The best-case scenario surrounding a roadside brake inspection is for drivers and trucking companies to be prepared ahead of time. This way, the inspection can proceed in a timely manner, follow all safety protocols and result in drivers being cleared to get back on the road. Here’s what to expect with a brake inspection.
Do I Really Need to Worry About This?
Yes! Aside from the aforementioned public safety and business continuity reasons, a truck sidelined by a failed brake inspection will affect your Compliance and Safety Accountability (CSA) score, as tallied and monitored by the Federal Motor Carrier Safety Administration (FMCSA). This score is used to measure high-risk carriers and drivers and could cause trouble for a driver and/or a trucking company if it gets too high.
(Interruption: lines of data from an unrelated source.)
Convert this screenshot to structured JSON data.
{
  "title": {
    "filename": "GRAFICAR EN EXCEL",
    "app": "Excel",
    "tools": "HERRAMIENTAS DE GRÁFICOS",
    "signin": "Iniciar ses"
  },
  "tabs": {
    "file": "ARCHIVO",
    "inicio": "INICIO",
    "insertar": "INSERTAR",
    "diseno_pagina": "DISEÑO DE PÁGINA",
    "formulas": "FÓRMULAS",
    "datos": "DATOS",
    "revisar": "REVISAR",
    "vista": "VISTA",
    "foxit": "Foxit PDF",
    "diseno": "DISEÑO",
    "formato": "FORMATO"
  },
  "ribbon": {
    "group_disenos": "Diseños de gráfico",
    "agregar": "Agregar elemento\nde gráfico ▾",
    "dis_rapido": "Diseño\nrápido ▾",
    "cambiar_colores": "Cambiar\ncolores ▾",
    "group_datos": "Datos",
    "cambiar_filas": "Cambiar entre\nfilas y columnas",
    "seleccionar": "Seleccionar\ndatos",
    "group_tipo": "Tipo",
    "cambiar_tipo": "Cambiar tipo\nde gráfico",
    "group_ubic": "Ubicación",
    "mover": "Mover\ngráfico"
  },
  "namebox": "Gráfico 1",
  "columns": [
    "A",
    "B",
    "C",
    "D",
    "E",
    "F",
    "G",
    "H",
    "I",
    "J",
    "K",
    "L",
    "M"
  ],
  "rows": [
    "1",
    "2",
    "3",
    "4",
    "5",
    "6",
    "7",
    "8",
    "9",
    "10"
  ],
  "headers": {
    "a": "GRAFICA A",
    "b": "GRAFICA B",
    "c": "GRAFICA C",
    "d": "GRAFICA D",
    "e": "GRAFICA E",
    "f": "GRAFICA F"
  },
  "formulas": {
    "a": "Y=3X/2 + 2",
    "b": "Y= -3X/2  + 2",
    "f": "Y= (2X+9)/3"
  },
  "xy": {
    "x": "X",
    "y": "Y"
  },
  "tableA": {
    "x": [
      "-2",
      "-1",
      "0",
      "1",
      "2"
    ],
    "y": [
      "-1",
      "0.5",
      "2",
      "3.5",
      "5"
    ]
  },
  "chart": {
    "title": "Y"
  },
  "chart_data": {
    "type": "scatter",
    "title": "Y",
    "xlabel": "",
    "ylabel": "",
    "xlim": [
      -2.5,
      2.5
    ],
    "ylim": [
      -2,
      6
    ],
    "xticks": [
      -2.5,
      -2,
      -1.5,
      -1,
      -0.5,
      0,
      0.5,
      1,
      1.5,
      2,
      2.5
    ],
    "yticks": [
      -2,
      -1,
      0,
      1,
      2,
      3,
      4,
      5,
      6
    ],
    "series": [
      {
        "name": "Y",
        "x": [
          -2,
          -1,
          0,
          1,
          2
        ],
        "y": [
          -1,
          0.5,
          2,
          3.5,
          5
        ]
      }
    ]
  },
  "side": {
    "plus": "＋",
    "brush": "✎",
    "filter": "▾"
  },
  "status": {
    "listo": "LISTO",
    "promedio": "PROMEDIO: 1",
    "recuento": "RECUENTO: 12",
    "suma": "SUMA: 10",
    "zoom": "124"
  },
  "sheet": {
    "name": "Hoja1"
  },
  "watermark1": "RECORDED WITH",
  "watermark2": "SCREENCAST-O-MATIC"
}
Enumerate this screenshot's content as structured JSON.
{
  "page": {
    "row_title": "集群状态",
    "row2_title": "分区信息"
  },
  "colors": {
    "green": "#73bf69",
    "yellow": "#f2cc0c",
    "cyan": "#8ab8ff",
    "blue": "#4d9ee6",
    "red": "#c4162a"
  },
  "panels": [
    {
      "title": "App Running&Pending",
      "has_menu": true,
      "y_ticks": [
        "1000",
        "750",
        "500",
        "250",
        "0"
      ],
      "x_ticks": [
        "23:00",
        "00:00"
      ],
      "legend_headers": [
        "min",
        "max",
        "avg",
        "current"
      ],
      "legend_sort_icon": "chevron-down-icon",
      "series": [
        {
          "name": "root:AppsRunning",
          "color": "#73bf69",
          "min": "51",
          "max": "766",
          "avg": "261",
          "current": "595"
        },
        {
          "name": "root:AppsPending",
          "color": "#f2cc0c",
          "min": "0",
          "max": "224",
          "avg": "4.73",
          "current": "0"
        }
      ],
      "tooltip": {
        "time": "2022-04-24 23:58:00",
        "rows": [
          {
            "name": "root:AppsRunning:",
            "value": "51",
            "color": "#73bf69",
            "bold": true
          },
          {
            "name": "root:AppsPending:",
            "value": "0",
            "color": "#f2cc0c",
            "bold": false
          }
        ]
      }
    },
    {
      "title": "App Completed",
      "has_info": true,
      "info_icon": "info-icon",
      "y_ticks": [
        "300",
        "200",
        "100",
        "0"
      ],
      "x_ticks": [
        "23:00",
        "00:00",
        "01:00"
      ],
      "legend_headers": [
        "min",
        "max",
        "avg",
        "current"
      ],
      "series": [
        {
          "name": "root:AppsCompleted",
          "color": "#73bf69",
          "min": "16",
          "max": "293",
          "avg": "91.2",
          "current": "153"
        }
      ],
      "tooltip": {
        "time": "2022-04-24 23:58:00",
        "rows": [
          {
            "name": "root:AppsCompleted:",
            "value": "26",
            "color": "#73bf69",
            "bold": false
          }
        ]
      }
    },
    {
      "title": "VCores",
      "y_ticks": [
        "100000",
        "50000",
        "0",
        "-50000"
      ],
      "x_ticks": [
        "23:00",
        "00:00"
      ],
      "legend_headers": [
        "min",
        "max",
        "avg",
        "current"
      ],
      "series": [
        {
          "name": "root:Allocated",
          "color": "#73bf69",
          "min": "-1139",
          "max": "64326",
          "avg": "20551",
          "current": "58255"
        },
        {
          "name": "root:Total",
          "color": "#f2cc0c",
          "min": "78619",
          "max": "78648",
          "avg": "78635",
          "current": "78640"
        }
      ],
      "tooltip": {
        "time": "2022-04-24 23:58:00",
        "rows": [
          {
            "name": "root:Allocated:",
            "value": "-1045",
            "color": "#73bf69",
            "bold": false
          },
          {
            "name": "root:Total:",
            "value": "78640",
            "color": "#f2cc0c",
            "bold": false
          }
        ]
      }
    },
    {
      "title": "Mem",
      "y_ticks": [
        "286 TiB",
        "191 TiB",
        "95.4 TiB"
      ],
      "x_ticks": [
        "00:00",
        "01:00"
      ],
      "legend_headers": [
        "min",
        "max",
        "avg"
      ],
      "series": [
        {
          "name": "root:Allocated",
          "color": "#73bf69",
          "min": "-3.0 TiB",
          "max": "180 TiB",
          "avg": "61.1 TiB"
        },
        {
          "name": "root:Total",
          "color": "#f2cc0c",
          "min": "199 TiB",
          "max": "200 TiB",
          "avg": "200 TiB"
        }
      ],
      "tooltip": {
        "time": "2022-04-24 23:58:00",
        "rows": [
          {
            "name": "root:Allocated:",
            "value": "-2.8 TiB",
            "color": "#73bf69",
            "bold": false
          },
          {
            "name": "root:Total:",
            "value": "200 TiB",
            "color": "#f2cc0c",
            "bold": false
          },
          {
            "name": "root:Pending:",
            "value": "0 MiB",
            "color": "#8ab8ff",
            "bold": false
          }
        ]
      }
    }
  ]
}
What Does a Brake Inspection Include?
Roadside inspectors will check:
- Air pressure (and the existence and operation of your low-pressure warning light)
- Brake adjustment
- Anti-lock brake warning light and system operation
- Air loss rate
- All hardware and tubing
- Linings and drums
They will verify that all of the above listed items are in operation and there is no cause for concern. As always, drivers undergoing inspection should also have their license, authority number and registration on hand to show the inspector.
Can I Do Anything Else to Prepare?
Your first way to prepare should be a preventative maintenance (PM) program. While having a specific program like this might be more common in a larger trucking company, even smaller fleets or owner-operators can secure checklists from third parties to incorporate into their everyday maintenance work. They can also create and/or follow their own internal guidelines to ensure brake safety and compliance in preparation for continued safe operations and periodic inspections.
Additionally, drivers should always do their own brake inspections prior to each trip. This process should be part of the routine pre-trip inspection enforced collaboratively by maintenance and/or management.